The current setup shares similarities with the October 2022 episode. In both cases, the stock was trading near 52-week highs before the earnings miss, and the decline was triggered by a revenue shortfall in the financial services vertical. The key difference is that the macro environment in 2024 is more supportive, with expectations of a Fed rate cut and a weaker rupee. However, the company-specific risks, margin pressure, weak guidance, and client deferrals, are more pronounced this time.

The Aftermath: Two Weeks of Struggle

In the two weeks following the earnings miss, HCLTech's stock struggled to find a footing. The stock hit a low of ₹1,320 on July 30, before recovering to ₹1,380 on August 2, only to fall back to ₹1,345 on August 7. The recovery attempts were weak and lacked conviction, with each bounce being sold into. The stock closed at ₹1,348 on August 7, down 4.7% from the July 22 close of ₹1,415.

The daily chart showed a series of lower highs and lower lows, with the 20-day SMA acting as resistance at ₹1,380. The 50-day SMA had fallen to ₹1,355, and the stock was trading below both moving averages. The weekly chart showed a bearish engulfing pattern for the week ending July 26, followed by a doji for the week ending August 2, indicating indecision. The volume remained elevated, averaging 6.5 million shares per day, compared to the 20-day average of 4.2 million, suggesting that the selling pressure had not abated.

The financial services vertical continued to weigh on sentiment. On August 5, a Mint report highlighted that HCLTech's BFSI clients were deferring discretionary projects, with some clients citing "uncertainty around the US presidential election" as a reason for delaying spending. This reinforced the narrative that the weakness in financial services was not a one-quarter phenomenon but a structural issue.

Verdict: Was the Move Justified Ex-Post? What Was the 5-Day Forward Read?

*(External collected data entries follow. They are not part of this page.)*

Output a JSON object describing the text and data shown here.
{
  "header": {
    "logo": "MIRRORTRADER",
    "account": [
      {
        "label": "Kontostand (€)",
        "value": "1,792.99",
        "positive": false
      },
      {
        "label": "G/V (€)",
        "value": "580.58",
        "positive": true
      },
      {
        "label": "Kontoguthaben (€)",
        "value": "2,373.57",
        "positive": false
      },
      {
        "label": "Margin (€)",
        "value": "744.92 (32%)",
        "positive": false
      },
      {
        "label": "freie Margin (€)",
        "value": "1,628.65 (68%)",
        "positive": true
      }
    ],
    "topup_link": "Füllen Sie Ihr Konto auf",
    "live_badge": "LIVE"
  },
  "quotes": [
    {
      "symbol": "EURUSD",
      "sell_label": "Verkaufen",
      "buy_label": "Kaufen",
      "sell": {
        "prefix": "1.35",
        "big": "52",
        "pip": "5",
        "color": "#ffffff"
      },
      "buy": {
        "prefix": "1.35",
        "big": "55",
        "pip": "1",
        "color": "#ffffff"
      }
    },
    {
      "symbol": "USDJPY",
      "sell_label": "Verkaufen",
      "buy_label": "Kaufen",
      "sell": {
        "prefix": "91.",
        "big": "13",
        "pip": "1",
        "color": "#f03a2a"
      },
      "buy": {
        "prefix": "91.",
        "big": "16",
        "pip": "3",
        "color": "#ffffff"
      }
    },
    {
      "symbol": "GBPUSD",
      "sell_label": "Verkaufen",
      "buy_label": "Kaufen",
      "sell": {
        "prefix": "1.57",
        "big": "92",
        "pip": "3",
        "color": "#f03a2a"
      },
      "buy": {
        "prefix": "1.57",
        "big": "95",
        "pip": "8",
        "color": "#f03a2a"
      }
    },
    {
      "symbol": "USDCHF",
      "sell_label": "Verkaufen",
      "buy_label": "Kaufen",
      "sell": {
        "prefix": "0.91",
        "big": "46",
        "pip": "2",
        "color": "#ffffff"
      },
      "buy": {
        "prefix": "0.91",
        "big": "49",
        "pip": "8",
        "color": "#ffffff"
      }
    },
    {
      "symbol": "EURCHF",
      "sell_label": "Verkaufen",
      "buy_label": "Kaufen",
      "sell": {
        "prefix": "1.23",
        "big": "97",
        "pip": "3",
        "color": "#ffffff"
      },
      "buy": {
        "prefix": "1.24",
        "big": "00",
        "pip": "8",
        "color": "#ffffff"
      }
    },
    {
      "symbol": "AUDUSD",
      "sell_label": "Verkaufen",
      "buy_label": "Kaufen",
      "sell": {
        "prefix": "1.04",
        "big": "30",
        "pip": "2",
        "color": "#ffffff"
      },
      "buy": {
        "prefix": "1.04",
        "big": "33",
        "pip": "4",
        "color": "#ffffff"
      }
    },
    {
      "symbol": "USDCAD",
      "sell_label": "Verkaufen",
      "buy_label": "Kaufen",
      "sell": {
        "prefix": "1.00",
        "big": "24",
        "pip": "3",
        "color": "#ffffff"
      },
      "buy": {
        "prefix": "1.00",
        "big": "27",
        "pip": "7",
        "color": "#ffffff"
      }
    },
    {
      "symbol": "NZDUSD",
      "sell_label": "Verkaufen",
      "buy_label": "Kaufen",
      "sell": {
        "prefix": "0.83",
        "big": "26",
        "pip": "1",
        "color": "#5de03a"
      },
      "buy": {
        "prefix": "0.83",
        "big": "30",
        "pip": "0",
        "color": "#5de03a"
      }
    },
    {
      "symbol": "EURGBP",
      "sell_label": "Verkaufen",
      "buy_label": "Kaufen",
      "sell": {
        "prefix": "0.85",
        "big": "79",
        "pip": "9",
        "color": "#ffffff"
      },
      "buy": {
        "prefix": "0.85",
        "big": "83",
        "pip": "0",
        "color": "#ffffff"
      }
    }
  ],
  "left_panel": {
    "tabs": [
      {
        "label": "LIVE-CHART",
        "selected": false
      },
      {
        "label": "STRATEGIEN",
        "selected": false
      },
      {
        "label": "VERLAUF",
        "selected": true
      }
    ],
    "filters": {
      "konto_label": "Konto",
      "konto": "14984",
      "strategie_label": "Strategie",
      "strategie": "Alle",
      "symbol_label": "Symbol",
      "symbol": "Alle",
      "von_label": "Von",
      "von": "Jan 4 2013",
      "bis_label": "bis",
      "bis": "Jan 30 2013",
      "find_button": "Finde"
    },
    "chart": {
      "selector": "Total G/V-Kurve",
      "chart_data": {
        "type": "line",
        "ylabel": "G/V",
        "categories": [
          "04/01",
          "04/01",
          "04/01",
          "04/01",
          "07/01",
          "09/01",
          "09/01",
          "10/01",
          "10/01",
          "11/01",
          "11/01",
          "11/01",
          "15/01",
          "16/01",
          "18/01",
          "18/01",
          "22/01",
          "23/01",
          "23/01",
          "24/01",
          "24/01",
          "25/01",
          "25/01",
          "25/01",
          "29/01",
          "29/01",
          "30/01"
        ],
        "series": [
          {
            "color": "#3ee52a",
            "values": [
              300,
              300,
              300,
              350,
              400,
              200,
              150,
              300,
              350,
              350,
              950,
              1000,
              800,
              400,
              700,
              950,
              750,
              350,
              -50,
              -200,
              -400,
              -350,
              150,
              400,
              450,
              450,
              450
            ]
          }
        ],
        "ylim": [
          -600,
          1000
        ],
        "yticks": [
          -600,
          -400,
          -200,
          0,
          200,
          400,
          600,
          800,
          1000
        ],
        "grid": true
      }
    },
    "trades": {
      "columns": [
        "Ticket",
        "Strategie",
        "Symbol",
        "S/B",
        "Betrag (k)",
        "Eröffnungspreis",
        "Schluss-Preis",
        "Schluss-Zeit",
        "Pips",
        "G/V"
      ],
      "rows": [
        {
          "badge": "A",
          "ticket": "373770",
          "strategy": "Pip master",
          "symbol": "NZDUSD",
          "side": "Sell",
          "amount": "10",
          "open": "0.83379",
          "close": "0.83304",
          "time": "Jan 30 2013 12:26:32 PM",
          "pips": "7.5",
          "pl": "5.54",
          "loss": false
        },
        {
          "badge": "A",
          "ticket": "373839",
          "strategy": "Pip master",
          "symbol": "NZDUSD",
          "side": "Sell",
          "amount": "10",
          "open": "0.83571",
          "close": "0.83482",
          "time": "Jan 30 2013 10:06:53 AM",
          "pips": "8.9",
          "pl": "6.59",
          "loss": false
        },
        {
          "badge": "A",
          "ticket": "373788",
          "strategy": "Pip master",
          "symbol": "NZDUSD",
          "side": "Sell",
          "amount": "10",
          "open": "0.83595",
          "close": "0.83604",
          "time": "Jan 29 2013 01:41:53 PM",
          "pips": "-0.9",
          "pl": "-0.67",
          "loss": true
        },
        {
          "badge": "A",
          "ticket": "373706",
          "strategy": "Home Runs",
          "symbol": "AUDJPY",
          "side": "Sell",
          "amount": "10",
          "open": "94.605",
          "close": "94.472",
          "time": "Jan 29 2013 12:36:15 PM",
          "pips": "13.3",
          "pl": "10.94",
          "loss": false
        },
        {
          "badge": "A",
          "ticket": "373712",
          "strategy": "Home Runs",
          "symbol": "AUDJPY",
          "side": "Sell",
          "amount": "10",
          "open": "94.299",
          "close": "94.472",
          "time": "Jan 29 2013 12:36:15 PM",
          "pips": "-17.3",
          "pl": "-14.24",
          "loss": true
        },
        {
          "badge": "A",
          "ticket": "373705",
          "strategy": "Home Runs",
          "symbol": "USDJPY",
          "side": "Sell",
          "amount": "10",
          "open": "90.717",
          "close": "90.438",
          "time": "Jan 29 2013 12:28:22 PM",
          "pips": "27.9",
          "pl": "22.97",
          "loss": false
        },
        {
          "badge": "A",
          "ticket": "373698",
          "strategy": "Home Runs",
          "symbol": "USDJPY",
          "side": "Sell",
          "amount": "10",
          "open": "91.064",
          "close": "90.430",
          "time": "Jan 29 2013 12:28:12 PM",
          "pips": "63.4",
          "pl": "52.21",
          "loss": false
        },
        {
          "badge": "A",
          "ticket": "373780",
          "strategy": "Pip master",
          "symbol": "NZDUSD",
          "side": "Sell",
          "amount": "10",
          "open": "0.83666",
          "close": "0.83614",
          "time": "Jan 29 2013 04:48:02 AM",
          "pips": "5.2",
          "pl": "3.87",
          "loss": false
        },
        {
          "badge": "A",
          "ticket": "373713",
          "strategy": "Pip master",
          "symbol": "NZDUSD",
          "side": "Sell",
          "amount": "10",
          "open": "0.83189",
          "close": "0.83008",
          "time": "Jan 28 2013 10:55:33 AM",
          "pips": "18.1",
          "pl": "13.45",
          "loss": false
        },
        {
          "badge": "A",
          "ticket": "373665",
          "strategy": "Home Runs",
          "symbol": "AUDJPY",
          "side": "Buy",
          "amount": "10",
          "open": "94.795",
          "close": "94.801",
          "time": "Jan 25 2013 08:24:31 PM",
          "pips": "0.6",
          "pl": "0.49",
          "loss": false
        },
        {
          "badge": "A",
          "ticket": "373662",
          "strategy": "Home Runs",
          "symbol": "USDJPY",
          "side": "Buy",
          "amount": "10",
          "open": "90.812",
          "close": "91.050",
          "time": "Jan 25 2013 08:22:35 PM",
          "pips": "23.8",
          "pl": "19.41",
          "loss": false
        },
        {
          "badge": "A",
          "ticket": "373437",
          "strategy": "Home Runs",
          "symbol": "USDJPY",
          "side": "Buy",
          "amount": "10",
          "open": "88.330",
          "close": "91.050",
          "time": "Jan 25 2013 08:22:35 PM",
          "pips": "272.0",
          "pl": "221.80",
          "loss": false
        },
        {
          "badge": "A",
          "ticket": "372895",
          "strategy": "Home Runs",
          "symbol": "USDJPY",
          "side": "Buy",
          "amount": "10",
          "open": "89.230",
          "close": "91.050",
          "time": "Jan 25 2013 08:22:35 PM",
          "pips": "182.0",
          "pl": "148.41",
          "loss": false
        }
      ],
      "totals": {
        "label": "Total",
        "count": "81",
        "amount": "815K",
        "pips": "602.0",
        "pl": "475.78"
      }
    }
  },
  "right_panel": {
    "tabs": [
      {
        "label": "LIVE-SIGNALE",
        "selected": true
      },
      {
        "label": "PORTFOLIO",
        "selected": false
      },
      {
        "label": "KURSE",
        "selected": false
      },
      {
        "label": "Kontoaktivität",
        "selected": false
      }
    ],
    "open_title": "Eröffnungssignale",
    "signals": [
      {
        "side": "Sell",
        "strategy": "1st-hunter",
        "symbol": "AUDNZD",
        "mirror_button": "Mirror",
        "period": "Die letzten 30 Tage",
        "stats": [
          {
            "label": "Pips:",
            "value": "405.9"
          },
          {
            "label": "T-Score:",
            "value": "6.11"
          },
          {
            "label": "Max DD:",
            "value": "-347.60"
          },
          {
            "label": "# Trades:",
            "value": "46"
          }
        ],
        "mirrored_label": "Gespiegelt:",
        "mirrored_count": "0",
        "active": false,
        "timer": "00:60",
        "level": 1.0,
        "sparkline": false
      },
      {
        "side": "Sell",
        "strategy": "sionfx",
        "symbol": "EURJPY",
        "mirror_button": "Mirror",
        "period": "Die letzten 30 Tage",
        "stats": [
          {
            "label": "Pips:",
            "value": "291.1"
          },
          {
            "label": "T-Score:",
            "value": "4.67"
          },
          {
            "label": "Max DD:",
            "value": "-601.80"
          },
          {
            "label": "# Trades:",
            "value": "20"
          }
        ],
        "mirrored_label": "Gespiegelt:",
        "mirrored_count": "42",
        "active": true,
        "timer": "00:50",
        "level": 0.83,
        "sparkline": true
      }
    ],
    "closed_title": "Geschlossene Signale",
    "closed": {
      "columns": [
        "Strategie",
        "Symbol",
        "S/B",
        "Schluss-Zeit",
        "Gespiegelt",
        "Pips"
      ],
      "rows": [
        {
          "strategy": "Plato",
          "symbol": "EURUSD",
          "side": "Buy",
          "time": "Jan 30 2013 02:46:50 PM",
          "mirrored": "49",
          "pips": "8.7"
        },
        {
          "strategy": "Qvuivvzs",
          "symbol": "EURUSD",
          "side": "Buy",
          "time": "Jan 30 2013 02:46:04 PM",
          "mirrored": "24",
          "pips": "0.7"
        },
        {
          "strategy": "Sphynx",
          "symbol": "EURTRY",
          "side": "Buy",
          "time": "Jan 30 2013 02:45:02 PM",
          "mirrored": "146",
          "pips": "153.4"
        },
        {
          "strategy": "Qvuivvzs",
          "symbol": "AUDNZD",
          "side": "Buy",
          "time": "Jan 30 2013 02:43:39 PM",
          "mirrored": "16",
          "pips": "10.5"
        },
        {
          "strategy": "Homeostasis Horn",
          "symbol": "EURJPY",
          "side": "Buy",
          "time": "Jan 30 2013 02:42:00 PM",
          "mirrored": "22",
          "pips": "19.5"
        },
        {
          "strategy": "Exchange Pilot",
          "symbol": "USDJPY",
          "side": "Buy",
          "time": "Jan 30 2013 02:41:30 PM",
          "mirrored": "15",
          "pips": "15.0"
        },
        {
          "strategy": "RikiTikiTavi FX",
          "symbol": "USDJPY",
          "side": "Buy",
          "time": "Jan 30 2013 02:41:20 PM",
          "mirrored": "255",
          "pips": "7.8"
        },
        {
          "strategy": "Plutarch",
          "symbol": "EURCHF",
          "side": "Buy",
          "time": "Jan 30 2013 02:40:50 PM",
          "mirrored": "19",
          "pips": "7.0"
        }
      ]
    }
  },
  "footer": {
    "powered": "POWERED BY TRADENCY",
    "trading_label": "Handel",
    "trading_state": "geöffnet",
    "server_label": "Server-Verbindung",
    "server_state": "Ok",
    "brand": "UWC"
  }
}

The 4.2% decline on July 23 was justified ex-post, given the magnitude of the revenue miss and the margin contraction. The stock had been trading at a premium valuation of 22x trailing earnings, and any disappointment in the earnings trajectory warranted a de-rating. The 5-day forward read, from July 23 to July 30, confirmed the bearish thesis, with the stock falling an additional 2.6% to ₹1,320. The selling was driven by a combination of fundamental concerns (weak guidance, margin pressure) and technical breakdown (death cross on daily MA stack, weekly MACD negative).

However, the 10-day forward read, from July 23 to August 7, showed that the stock had found support at ₹1,320, which was the 200-day SMA level. The oversold daily RSI (below 30 on July 30) and the build-up of put open interest at ₹1,300 suggested that the downside was limited in the near term. The stock's ability to hold above ₹1,320, despite the negative news flow, indicated that long-term investors were using the dip to accumulate shares.

VERDICT: BEARISH (Short-term: 1-4 weeks) / NEUTRAL (Medium-term: 3-6 months)

The short-term outlook remains bearish, as the stock needs to reclaim the 20-day SMA of ₹1,380 and the 50-day SMA of ₹1,355 to signal a reversal. The lack of a catalyst, the next earnings season is three months away, and the US election uncertainty will persist until November, suggests that the stock will trade in a range of ₹1,280-₹1,400 over the next four weeks. The medium-term outlook is neutral, as the company's fundamentals, diversified portfolio, strong cash flows, and a dividend yield of 3.5%, provide a floor, but the revenue growth trajectory remains uncertain. Investors should wait for a confirmed breakout above ₹1,400 or a dip to ₹1,280 before initiating fresh positions. The earnings miss rewired HCLTech's momentum from bullish to bearish, and the stock will need time to rebuild its narrative.